# PCMCIA WLAN Karte - RTL 8185



## oldputz1990 (27. Juni 2009)

Hallo!

Ich muss als erstens sagen, dass ich noch nie vorher mit Linux gearbeitet habe.

Auf meinen alten Laptop (600mhz, 128mb Ram) habe ich vor kurzem *Ubuntu 5.04* installtiert.

Die neueren Distributionen schafft der Laptop einfach nicht.

Nun habe ich hier eine Bigtec WLAN Karte:
http://www.bigtec.de/big104.php

Chipsatz: Realtek RTL8185L

Von der Realtek Seite habe ich mir den Traiber für Linux gedownloaded.


So, nun bin ich hier, und weiß nicht wie ich den Treiber installieren soll.
Muss ich da NUR den Treiber installieren, oder auch sonstige Netzwerk Tools?


Der Laptop hat momentan keine Internet Verbindung (Kein Ethernet).
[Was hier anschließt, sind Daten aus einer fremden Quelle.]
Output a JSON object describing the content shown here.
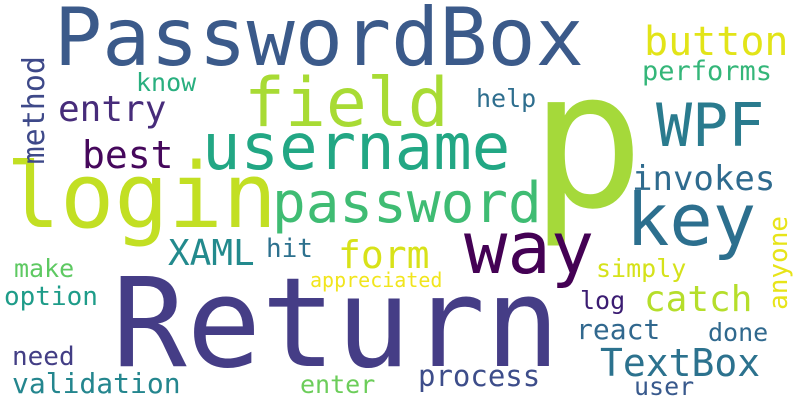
{
  "words": {
    "passwordbox": {
      "text": "PasswordBox",
      "color": "#3b5a8a"
    },
    "p": {
      "text": "p",
      "color": "#a5d93a"
    },
    "return": {
      "text": "Return",
      "color": "#453d86"
    },
    "login": {
      "text": "login",
      "color": "#c2df23"
    },
    "username": {
      "text": "username",
      "color": "#22a784"
    },
    "field": {
      "text": "field",
      "color": "#a8db34"
    },
    "password": {
      "text": "password",
      "color": "#3fbc73"
    },
    "way": {
      "text": "way",
      "color": "#440154"
    },
    "key": {
      "text": "key",
      "color": "#2c6f8e"
    },
    "wpf": {
      "text": "WPF",
      "color": "#2a7b8e"
    },
    "button": {
      "text": "button",
      "color": "#e2e418"
    },
    "entry": {
      "text": "entry",
      "color": "#472c7a"
    },
    "best": {
      "text": "best",
      "color": "#46085c"
    },
    "form": {
      "text": "form",
      "color": "#d8e219"
    },
    "xaml": {
      "text": "XAML",
      "color": "#238a8d"
    },
    "invokes": {
      "text": "invokes",
      "color": "#2f6b8e"
    },
    "catch": {
      "text": "catch",
      "color": "#b5de2b"
    },
    "textbox": {
      "text": "TextBox",
      "color": "#2c728e"
    },
    "performs": {
      "text": "performs",
      "color": "#34b679"
    },
    "method": {
      "text": "method",
      "color": "#3e4989"
    },
    "know": {
      "text": "know",
      "color": "#29af7f"
    },
    "help": {
      "text": "help",
      "color": "#2e6e8e"
    },
    "hit": {
      "text": "hit",
      "color": "#2d718e"
    },
    "make": {
      "text": "make",
      "color": "#5ec962"
    },
    "option": {
      "text": "option",
      "color": "#1e9c89"
    },
    "appreciated": {
      "text": "appreciated",
      "color": "#f1e51d"
    },
    "simply": {
      "text": "simply",
      "color": "#d5e21a"
    },
    "anyone": {
      "text": "anyone",
      "color": "#e7e419"
    },
    "log": {
      "text": "log",
      "color": "#3b1c72"
    },
    "react": {
      "text": "react",
      "color": "#31688e"
    },
    "done": {
      "text": "done",
      "color": "#30698e"
    },
    "need": {
      "text": "need",
      "color": "#433e85"
    },
    "validation": {
      "text": "validation",
      "color": "#24868e"
    },
    "enter": {
      "text": "enter",
      "color": "#6ccd5a"
    },
    "process": {
      "text": "process",
      "color": "#3d4d8a"
    },
    "user": {
      "text": "user",
      "color": "#38598c"
    }
  }
}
Ich habe schon nach Tutorials gesucht, aber die meisten sind kompliziert, oder einfach nur für neuere Distributionen.
Hat zufällig jemand ein passendes Tutorial für mich?


Danke!


----------



## Dennis Wronka (27. Juni 2009)

Ich wuerde dazu raten anstelle des hoffnungslos veralteten Ubuntus das aktuelle Xubuntu zu installieren. Dann hast Du Unterstuetzung fuer aktuelle Hardware, Updates und sparsamen Resourcenumgang.


----------